Aproveitando a citação do
Megazord, a cena de batalha do robô gigante, que é um clássico
dentre as séries super sentai, serve para comprovar a inversão de
valores que o filme vem trazendo durante suas duas horas. Depois de a
Ranger Rosa mandar o nude da colega, do amigo de Jason drogar um
touro, de Billy fazer bulling reverso com o valentão da escola e
Trini deixar sua mãe falando sozinha; nossos heróis saem da
pedreira, que estava sendo invadida por uma legião de monstros de massa
e vão para o meio da cidade na procura da vilã, causando destruição
por todo lado, no pior estilo "homem de Aço"! (não seria
mais correto levar os monstros justamente para pedreira?) onde as
consequências da batalha não são mostradas (eram dois robôs
gigantes lutando no centro da cidade, lógico que morreu gente) e ao
final, ficamos apenas com o ponto de vista dos protagonistas, olhando
de cima a população que os aplaude, mesmo depois que sua pequena
cidade foi reduzida a escombros.
Bryan Cranston feito de cristais azuis. Ironia? |
Pois bem, sei que fui muito
duro com um filme baseado em uma série para criança de até dez
anos, mas quem se propõem a dar ares sombrios e problemas pessoais
mais sérios a uma trama, tem que conseguir que essa ideia se
mantenha linear durante o filme todo e não vá deixando de ser
importante como decorrer da história, assim como o farol moral que
deveria partir dos protagonistas fique claro e não escondido em meio
a desculpas de que "todo mundo posta fotos nua na internet".
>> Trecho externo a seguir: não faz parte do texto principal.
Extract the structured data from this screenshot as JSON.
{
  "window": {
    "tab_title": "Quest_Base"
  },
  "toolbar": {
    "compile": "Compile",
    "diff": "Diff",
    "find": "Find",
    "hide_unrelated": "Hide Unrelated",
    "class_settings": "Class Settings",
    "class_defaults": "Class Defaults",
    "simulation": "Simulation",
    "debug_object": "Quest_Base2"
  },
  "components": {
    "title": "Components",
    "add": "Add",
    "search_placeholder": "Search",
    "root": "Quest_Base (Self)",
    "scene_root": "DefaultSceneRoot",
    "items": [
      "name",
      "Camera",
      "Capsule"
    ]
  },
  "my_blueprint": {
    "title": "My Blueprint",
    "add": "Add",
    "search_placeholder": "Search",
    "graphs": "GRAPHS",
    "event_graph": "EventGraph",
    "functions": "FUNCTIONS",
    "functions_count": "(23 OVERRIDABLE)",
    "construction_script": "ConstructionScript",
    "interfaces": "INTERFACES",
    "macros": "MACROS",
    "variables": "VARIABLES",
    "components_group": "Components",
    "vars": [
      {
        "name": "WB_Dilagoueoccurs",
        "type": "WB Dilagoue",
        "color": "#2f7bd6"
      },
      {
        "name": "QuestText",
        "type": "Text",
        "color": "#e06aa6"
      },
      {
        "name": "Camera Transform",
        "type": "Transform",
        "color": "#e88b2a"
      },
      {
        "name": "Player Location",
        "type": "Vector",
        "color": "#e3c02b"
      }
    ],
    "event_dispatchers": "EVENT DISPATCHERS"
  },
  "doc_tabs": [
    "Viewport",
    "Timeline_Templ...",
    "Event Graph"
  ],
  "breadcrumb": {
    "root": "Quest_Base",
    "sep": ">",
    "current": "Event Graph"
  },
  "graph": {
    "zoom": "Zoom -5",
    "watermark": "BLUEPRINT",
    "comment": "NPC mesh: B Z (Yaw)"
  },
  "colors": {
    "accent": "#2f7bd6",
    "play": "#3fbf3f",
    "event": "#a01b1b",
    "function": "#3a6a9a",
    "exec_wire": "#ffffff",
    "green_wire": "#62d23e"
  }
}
Espero que a possível sequência, que fica em aberto com o gancho
que temos na cena pós-créditos, onde mais uma vez homenageando John
Hughes, dessa vez com uma sequência que lembra "Vivendo a vida
adoidado", temos um professor entediado fazendo a chamada e
perguntando por Tommy Oliver ( O ranger verde da série clássica).
Então é isso! Baseado na
aclamada série dos anos noventa, "Power Rangers" deu seu
passo inicial, mesmo que tropego, para a crianção de uma franquia
cinematográfica, se revelando ao final como um tufão com grandes
problemas de design, motivação e coerência de duas horas, iniciado
pelo pequeno bater de asas de um curta de 14 min e que para mim, pelo
menos, foi um desastre.
Alpha, pode mandar o meteoro!!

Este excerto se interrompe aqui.